木魚を叩く音が三泊鳴るかのような間があいて、世楽はこめかみに青筋を立てて机を叩いた。
「クソッ!あいつ彼女居たのかッ!!聞いてねぇぞ!!」
教室で皆カバンに荷物を詰め込んだり、話したりとわいわいしている中、世楽の大声が行き渡る。
世楽、安心しろ。言っておくが山三と阿国は付き合ってるのに、付き合ってないお前の方が色んな、色んな可愛い女の子といっぱいイチャイチャしてるから。
まぁ、そんな事を知るよしもない世楽はバッと山三を振り返ると、ズカズカと歩き出す。
「おい山三ッ!お前い――――」
怒ったように声を張る世楽を、千代女は慌てて止めに入る。
「ちょっと世楽。それは後でして。今はこっち」
ため息を吐く世楽は再び椅子に座るが、その様子にため息を吐く。
「とにかく、出かけようって話になったの。……いい?」
なんだかんだ言って結構楽しそうに期待を胸に握った千代女は、上目遣いに世楽を見上げて聞く。
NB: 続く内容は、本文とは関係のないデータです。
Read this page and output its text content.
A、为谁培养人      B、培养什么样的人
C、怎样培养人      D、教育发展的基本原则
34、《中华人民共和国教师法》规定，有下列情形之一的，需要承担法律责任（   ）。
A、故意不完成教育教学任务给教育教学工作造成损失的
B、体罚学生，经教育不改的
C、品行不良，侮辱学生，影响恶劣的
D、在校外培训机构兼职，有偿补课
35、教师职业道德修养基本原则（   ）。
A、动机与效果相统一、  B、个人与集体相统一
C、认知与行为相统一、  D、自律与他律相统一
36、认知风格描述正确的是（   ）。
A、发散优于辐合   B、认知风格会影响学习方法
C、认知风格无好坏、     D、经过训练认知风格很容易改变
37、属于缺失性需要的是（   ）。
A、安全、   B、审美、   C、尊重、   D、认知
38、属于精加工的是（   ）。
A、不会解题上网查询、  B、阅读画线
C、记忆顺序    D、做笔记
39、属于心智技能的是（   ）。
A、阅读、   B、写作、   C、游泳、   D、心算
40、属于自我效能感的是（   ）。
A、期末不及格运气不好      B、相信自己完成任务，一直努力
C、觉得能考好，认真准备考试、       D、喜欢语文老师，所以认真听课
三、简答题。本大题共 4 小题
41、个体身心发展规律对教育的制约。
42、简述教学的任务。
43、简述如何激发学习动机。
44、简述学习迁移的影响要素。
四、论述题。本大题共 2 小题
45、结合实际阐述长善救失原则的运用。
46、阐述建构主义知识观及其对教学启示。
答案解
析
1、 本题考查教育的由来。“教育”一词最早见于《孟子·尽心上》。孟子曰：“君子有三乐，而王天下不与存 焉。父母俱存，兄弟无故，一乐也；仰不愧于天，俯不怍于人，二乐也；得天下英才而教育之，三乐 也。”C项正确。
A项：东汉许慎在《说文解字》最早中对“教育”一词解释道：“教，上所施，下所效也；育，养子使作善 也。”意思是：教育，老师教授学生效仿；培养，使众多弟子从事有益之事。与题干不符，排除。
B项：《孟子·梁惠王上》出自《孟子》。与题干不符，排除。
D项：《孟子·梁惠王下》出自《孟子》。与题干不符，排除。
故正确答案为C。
自覚はないだろうが、どうしてもそれが可愛く見えてしまう。
世楽の口から出る答えにドキドキしながら、千代女は不安そうに眉を寄せる。
「おう、良いぜ。楽しみにしとく」
だが、世楽の答えはYesだった。良かったね、千代女。
「あ、ありがと……世楽」
「おう!」
そして二人は別れる。
千代女は胸の前でキュッと拳を緩く握ると、嬉しそうに淡く口角を上げた。
一方、この後山三は世楽に胸ぐら掴まれてぐわんぐわん激しく頭を揺すりました。